Anomalies are samples that significantly deviate from the rest of the data and their detection plays a major role in building machine learning models that can be reliably used in applications such as data-driven design and novelty detection. The majority of existing anomaly detection methods either are exclusively developed for (semi) supervised settings, or provide poor performance in unsupervised applications where there is no training data with labeled anomalous samples. To bridge this research gap, we introduce a robust, efficient, and interpretable methodology based on nonlinear manifold learning to detect anomalies in unsupervised settings. The essence of our approach is to learn a low-dimensional and interpretable latent representation (aka manifold) for all the data points such that normal samples are automatically clustered together and hence can be easily and robustly identified. We learn this low-dimensional manifold by designing a learning algorithm that leverages either a latent map Gaussian process (LMGP) or a deep autoencoder (AE). Our LMGP-based approach, in particular, provides a probabilistic perspective on the learning task and is ideal for high-dimensional applications with scarce data. We demonstrate the superior performance of our approach over existing technologies via multiple analytic examples and real-world datasets.

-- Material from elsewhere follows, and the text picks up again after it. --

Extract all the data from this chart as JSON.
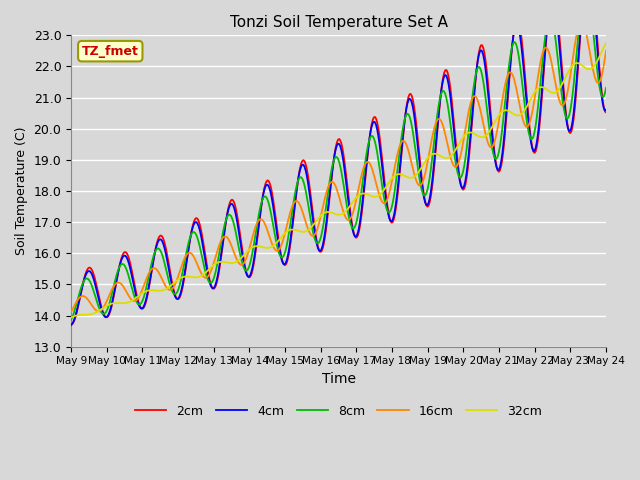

翻译：异常是指与其余数据显著偏离的样本，其检测在构建可可靠应用于数据驱动设计和新颖性检测等场景的机器学习模型中发挥着重要作用。现有的大多数异常检测方法要么专门针对（半）监督场景开发，要么在缺乏带标注异常样本训练数据的无监督应用中表现不佳。为弥补这一研究空白，我们提出了一种基于非线性流形学习的鲁棒、高效且可解释的方法，用于在无监督场景中检测异常。该方法的核心在于为所有数据点学习一个低维且可解释的潜表示（即流形），使得正常样本自动聚类，从而能够轻松且鲁棒地识别异常。我们通过设计一种学习算法来学习此低维流形，该算法利用潜映射高斯过程（LMGP）或深度自编码器（AE）。特别是基于LMGP的方法，它为学习任务提供了概率视角，特别适用于数据稀缺的高维应用。通过多个分析示例和真实世界数据集，我们证明了该方法相较于现有技术的优越性能。